Right now I'm playing with autocompletions in vim, and I've settled on supertab to handle my completions. While it's running very smoothly and (I think) exactly as it's designed, I'd like to know how to change something.
Firstly, I'm running 7.3.429 on Ubuntu 12.04LTS with
set completeopt=menuone,preview,longest
so that I have bash-type autocompletion with supertab, and default complete.
Let's suppose I have the following in my file:
aaabbbcccddd
aaabbccddeef
aaabbcddeeff
If I type aa
and hit Tab, then vim realized that aaabb
is the longest common string among the matches, so it inserts aaabb
and displays a menu containing the three options. If I really did want one of those options, then all is good. But maybe I really wanted aaaaazzzzz
, but didn't realize I hadn't typed it yet.
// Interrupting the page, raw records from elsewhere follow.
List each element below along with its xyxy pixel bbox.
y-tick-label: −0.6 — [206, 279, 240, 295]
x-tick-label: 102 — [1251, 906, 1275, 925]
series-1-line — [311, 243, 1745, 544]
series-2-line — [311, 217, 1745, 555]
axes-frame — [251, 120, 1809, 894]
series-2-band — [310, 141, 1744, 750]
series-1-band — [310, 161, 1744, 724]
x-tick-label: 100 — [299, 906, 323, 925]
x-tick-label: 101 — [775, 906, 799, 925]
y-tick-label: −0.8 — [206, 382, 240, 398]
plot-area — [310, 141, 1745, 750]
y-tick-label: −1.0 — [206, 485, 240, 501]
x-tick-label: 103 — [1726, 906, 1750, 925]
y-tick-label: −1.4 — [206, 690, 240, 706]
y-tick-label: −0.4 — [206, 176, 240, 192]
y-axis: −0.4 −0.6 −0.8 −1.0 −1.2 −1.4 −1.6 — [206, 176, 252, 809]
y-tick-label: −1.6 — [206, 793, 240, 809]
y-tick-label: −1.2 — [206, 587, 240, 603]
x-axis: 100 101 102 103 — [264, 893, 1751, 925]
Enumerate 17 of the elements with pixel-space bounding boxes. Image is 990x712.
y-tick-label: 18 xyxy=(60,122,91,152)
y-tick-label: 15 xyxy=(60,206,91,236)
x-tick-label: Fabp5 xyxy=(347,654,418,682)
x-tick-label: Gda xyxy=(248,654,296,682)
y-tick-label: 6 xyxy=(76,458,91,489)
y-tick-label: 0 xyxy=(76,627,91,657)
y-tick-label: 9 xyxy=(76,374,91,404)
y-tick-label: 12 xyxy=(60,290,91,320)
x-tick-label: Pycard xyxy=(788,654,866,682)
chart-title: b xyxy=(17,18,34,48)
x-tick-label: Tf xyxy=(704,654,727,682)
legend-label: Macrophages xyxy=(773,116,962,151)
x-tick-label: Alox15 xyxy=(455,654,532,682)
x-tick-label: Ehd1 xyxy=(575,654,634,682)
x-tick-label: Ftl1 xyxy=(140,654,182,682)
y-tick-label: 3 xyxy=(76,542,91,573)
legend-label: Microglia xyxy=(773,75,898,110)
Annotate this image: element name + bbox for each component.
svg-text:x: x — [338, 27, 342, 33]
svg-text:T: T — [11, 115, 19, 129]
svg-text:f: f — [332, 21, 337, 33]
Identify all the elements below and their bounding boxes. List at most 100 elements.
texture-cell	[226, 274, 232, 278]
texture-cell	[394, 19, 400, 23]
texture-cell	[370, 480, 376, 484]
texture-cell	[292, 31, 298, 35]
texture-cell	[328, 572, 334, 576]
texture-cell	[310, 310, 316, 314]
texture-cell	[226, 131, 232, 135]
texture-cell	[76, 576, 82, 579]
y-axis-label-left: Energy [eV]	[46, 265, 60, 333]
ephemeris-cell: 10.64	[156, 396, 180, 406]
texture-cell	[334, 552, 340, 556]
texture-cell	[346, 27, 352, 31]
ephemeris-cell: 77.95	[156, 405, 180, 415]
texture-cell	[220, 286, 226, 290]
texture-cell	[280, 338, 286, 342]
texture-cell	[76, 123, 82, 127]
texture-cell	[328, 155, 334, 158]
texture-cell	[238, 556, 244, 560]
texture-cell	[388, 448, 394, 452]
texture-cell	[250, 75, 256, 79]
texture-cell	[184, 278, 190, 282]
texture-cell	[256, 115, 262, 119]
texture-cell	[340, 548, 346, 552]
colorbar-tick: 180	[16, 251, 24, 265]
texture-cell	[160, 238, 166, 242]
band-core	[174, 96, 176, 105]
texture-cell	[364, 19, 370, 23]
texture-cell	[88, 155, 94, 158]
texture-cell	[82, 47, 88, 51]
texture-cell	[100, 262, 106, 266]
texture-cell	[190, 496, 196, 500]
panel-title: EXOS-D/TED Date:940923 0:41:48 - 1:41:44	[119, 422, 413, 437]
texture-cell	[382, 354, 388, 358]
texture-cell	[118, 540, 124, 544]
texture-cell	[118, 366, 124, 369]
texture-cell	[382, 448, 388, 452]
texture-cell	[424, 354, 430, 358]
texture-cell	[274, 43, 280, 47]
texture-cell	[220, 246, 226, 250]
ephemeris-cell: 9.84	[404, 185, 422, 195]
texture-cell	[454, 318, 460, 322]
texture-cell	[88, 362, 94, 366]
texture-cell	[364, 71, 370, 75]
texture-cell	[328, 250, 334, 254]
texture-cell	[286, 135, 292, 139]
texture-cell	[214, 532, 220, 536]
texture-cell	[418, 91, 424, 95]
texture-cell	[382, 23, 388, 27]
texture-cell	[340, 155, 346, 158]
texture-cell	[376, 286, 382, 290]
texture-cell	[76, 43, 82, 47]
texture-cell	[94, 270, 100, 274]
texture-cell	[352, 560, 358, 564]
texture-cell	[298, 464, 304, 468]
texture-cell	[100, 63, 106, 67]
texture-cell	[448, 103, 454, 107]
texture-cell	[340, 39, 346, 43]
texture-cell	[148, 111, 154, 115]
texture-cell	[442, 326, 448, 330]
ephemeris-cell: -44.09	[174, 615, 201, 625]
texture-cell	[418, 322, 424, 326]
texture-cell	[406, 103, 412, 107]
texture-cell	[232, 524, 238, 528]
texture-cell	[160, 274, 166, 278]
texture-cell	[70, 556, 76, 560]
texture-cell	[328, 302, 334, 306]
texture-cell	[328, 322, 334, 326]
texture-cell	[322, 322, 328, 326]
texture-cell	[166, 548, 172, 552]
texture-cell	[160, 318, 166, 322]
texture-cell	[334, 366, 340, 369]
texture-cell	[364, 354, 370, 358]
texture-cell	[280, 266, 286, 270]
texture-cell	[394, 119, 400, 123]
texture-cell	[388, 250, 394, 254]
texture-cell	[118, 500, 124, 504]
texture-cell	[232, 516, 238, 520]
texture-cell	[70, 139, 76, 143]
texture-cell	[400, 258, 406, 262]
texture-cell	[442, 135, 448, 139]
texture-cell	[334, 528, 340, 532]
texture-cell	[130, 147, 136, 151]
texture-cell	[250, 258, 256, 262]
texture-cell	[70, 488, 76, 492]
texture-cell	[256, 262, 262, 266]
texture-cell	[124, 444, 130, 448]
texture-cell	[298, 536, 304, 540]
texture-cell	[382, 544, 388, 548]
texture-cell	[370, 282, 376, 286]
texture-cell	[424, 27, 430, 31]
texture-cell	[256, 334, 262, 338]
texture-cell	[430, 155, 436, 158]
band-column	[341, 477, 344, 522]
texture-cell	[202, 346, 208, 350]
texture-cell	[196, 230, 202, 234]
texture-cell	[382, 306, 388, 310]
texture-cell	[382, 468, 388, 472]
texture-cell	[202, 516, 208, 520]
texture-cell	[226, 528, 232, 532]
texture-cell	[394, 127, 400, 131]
Is there a good way to say to vim, "Oh, I'm sorry! I didn't mean to tabcomplete after all! Please pretend I didn't."
Right now, the options apparent to me are to:
- Hit Tab or Shift+Tab enough times to get back to my initial. But if there are many similar words, especially up to different lengths, this is annoying.
- Hit backspace however many times necessary, or some other naive deletion. But these are surely unnecessary key strokes.
- Hit Esc+u to get an undo, but this undoes my whole word (or more if I typed quickly). This is entirely unacceptable. And afterwards, I need to re-enter insert mode and retype. Gross.
- Hit Ctrl+U to undo without leaving insert-mode. But this also has a tendency to remove way too much.
- Hit Ctrl+W to delete the last word. While I get to do this without exiting insert-mode, I still have to retype. This is the best I have found so far.
If I didn't have longest
enabled, then I could use Ctrl+E, which quits the menu without inserting anything else. But since longest is on, it stops autocomplete but leaves the longest common match entered.
Surely there has to be a better way to do this.